Credit: Danielle Centoni

But in terms of performance, Brad was right on. He says he uses the spatula to flip far more than fish. I tried it out with salmon fillets, pork chops, eggs, crepes, pancakes, and mashed potato fritters. In every instance it worked great. The stainless steel is really thin, so it slips under food easily. The beveled edge is slightly knife-like, so it loosens things as it slips under. And I really liked how the slats allowed excess oil to drip off. This came in especially handy when making those fritters. 

Credit: Danielle Centoni

Vest of all, the long, 6 1/2-inch surface means it can support a large item without half of whatever-it-is-you’re-flipping falling off and breaking. I could get almost a whole crepe onto it! I also really liked that the spatula head was flexible but not angled off the handle. The angle on my regular thin metal spatula sometimes gets in the way, but this is just a straight flat surface that can flex as you slip it into the pan.

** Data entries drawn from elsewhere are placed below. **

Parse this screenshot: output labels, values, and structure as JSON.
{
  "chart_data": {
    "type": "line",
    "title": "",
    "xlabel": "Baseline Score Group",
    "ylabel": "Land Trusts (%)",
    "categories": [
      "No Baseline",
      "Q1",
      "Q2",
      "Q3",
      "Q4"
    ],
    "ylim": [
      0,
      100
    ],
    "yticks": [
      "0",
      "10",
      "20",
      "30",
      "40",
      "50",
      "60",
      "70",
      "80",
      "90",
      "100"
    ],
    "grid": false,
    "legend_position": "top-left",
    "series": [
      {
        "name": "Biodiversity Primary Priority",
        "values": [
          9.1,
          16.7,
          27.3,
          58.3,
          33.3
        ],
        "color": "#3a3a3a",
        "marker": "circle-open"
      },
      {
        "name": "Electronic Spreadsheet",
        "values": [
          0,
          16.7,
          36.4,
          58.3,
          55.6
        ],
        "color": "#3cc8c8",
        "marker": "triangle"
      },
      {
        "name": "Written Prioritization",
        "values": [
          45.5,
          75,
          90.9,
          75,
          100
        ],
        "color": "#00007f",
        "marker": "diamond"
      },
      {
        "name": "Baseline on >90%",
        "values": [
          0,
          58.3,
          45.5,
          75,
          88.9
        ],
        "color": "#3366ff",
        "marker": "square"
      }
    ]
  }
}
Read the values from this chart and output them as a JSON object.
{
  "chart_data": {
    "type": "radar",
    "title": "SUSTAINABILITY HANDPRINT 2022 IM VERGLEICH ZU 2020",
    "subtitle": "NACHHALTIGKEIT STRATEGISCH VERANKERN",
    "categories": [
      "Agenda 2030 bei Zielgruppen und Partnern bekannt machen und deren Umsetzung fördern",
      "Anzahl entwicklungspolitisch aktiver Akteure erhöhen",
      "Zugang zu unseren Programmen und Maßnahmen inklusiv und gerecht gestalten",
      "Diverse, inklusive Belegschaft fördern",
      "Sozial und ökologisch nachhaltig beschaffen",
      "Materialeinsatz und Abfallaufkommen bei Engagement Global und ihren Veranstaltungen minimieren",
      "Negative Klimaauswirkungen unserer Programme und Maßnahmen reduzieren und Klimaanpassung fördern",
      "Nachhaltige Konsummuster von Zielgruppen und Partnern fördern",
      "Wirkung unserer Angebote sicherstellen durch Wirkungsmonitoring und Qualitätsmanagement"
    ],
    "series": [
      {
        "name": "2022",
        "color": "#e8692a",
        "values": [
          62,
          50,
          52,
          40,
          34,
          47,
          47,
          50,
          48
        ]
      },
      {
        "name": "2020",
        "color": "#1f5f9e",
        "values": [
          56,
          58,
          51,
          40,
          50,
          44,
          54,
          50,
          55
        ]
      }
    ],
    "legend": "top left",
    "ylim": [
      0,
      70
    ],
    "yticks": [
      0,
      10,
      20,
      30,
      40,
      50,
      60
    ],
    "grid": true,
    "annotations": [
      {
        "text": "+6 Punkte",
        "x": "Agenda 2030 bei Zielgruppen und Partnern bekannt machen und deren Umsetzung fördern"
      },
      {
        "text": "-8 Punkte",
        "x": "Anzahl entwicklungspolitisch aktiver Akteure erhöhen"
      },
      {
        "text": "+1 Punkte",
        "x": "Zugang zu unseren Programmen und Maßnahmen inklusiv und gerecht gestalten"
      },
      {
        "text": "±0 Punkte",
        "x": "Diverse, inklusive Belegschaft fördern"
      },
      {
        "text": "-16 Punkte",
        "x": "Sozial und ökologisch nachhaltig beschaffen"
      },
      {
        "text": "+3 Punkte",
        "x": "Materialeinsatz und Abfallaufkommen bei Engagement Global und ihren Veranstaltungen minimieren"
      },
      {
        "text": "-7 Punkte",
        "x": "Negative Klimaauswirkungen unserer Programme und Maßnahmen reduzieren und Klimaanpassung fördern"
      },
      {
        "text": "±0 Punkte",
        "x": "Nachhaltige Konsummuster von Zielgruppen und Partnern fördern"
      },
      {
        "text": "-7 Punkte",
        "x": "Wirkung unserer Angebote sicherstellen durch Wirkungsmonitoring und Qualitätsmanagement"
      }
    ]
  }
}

I found myself reaching for it to slip around the edges a cake pan to loosen the cake, and to pop mini bundts out of their pan. Having a flexible metal tool that’s even thinner than a butter knife really comes in handy. 

Credit: Danielle Centoni

So, is Brad’s favorite tool one of mine as well? Absolutely. Do I wish the handle was a tad more robust? I do, but $6 for a kitchen workhorse is hard to beat.